Create a webhook endpoint that subscribes to the events you want to stream:

curl -X POST https://api.sidclaw.com/api/v1/webhooks \
  -H "Authorization: Bearer $ADMIN_API_KEY" \
  -H "Content-Type: application/json" \
  -d '{
    "url": "https://your-siem-collector.com/ingest/sidclaw",
    "events": ["trace.completed", "audit.event", "audit.batch"],
    "description": "SIEM continuous export"
  }'

The trace.completed event delivers a summary of each finalized trace. The audit.event event delivers individual audit events as they are recorded.
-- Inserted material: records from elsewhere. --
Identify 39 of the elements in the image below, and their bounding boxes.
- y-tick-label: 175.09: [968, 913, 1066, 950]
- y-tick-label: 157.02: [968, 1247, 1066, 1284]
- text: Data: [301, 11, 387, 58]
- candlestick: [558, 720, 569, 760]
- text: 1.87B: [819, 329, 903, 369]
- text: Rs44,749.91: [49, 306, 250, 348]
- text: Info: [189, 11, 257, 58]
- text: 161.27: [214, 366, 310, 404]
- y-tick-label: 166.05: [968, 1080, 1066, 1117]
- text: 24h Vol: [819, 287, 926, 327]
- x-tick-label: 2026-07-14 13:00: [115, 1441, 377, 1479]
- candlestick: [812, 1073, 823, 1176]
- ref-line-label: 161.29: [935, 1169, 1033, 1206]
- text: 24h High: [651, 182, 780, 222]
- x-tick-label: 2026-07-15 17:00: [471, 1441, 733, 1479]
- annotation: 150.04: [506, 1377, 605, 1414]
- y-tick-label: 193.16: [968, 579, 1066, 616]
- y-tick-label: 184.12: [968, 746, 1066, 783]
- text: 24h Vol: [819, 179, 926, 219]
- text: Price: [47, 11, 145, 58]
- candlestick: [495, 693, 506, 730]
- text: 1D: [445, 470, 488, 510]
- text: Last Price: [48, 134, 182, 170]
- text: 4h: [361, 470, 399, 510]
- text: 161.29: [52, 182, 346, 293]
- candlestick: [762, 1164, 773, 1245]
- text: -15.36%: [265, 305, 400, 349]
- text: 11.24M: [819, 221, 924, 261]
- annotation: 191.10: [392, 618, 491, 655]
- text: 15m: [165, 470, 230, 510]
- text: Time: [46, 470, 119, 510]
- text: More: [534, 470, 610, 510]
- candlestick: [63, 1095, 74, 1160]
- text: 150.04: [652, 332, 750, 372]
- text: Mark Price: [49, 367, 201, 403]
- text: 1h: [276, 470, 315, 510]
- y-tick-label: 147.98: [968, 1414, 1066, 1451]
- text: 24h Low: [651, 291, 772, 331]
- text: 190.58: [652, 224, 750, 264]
The audit.batch event delivers batched audit events for higher throughput.

See Webhooks for signature verification and retry behavior.

SIEM Integration Guides

Splunk

Use an HTTP Event Collector (HEC) as your webhook endpoint:

  1. In Splunk, create an HEC token at Settings > Data Inputs > HTTP Event Collector.
  2. Create a SidClaw webhook pointing to your HEC endpoint: https://your-splunk:8088/services/collector/event
  3. Configure a receiver that transforms the SidClaw payload into Splunk event format.

For batch ingestion, schedule a cron job that calls the audit event export endpoint and forwards the JSON output to Splunk via HEC.

Datadog

Use the Datadog Log API as your collection endpoint:

  1. Create a Datadog API key at Organization Settings > API Keys.
  2. Set up a lightweight proxy that receives SidClaw webhooks and forwards them to the Datadog Log API (https://http-intake.logs.datadoghq.com/api/v2/logs).
  3. Tag events with source:sidclaw and service:agent-governance for filtering.

For batch ingestion, use the CSV export and Datadog's Log Rehydration or Log Archives features.

ELK Stack (Elasticsearch, Logstash, Kibana)

Use Logstash as your webhook receiver:

  1. Configure a Logstash HTTP input plugin to receive SidClaw webhooks on a dedicated port.
  2. Use a Logstash filter to parse the JSON payload and extract fields for indexing.
  3. Output to Elasticsearch with an index pattern like sidclaw-audit-YYYY.MM.DD.

Example Logstash configuration:

input {
  http {
    port => 8080
    codec => json
  }
}

filter {
  mutate {
    add_field => { "[@metadata][index]" => "sidclaw-audit-%{+YYYY.MM.dd}" }
  }
}

output {
  elasticsearch {
    hosts => ["http://localhost:9200"]
    index => "%{[@metadata][index]}"
  }
}

For batch ingestion, use the JSON audit event export and Elasticsearch's Bulk API.

Access Control

All export endpoints require the reviewer or admin role. API keys must include the traces:read scope (or admin) to access export endpoints. See RBAC for the full permission matrix.